The public sector depends on budget allocations determined largely in the context of the budget process rather than any explicit policy or plan. The allocations do not take into account such factors as population changes (including immigration) and changes in morbidity patterns. Consequently, an over-resourced private sector is coexisting alongside a public sector characterised by declining health budgets in real terms, a growing burden of disease due to the HIV/AIDS pandemic, worsening health status indicators, the resurgence of communicable diseases and human resource shortfalls.
That the present health system is neither rational nor fair is widely recognised, and the real debate has been about how best to structure and fund an alternative health care system that is both equitable and feasible. As far back as 1944, the Gluckman Commission recommended the adoption of a fully tax-funded National Health Service akin to the NHS in the UK, with health services totally free at the point of delivery. The recommendation was never implemented.

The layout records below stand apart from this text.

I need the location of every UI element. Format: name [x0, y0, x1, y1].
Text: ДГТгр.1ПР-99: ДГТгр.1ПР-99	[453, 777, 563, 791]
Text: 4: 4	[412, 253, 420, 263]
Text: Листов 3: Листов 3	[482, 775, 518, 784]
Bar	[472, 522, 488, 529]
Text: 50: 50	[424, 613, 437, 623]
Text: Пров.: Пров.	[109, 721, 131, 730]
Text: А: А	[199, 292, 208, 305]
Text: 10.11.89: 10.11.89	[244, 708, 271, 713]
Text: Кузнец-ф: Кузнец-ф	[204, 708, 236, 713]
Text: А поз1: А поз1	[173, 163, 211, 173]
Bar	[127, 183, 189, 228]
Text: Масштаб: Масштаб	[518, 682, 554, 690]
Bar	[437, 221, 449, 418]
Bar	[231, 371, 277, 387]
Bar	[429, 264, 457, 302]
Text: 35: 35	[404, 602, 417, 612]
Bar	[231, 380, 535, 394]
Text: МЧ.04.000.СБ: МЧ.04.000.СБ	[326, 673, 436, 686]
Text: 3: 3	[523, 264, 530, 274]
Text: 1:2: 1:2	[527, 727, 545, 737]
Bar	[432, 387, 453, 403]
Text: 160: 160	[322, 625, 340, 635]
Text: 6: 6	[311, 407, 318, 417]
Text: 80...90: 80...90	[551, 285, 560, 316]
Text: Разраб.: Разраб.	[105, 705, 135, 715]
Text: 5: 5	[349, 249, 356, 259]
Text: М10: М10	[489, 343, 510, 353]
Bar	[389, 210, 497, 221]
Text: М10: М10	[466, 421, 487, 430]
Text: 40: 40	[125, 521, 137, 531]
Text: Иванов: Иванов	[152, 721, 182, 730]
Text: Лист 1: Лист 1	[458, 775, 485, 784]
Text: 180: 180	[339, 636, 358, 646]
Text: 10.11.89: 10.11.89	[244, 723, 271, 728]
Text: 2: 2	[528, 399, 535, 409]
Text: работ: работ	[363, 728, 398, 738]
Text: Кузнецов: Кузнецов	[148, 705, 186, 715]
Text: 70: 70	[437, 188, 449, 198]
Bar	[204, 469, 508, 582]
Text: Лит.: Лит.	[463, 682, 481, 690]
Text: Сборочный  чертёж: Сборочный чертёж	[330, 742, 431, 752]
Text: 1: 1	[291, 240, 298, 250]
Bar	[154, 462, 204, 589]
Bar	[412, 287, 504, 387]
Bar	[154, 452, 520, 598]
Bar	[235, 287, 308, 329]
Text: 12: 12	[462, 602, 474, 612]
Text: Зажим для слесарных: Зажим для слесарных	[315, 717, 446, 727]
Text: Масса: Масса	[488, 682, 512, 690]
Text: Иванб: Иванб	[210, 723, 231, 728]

The debate resurfaced in the mid-1980s through to the early 1990s among academic and political activists, but it was not until after the 1994 democratic elections and the accession to power of the ANC with its National Health Plan (NHP) calling for 'A single comprehensive, equitable and integrated National Health System' that the restructuring of the health system came to take centre stage in the corridors of power. The NHP proposed that 'a Commission of Inquiry be appointed by the Government of National Unity as a matter of urgency, to examine the current crisis in the medical aid sector and to consider alternatives such as a compulsory National Health Insurance (NHI) system . . . The Commission will investigate the appropriateness and economic feasibility of a National Health Insurance system within the South African context and undertake detailed planning for implementation of an NHI ...'
Successive committees of inquiry were accordingly empanelled to investigate the feasibility of such a scheme. Two versions of mandatory health insurance have emerged from the investigations: a Social Health Insurance (SHI) scheme that would be mandatory for a specified group (such as those in formal employment earning above a prescribed threshold), and a compulsory universal National Health Insurance (NHI) scheme that would cover all South Africans.
Current thinking appears to favour the implementation of SHI in the first instance, but only as a stepping stone towards the ultimate goal of a universal NHI. According to the HSRC's Olive Shisana, 'The NHI system presents itself as an ideal mechanism for achieving equitable access to quality health services in South Africa: firstly, because it satisfies the fundamental principles of a unitary health system ... enshrined in our constitution; secondly, because it promotes redistribution and sharing of health care resources between the public and private sectors thus meeting our transformation agenda; thirdly, because research evidence suggests that South Africans are generally willing to contribute to a financing system that caters for them and those unable to contribute.'
However, the implementation of NHI will be easier said than done. There are any number of imponderables to be sorted out in the design and eventual implementation of NHI, not least of which is the human and managerial capacity that will be required to support a scheme of this magnitude and complexity. This is not to pour cold water on the idea of mandatory health insurance. The present dichotomous health system is unsustainable financially and untenable in human rights terms. If NHI can overcome the inefficiencies of the private sector with its failing medical aid funding arrangement, and if it can address the quality-of-service issues of the public sector, it will indeed be a winning formula.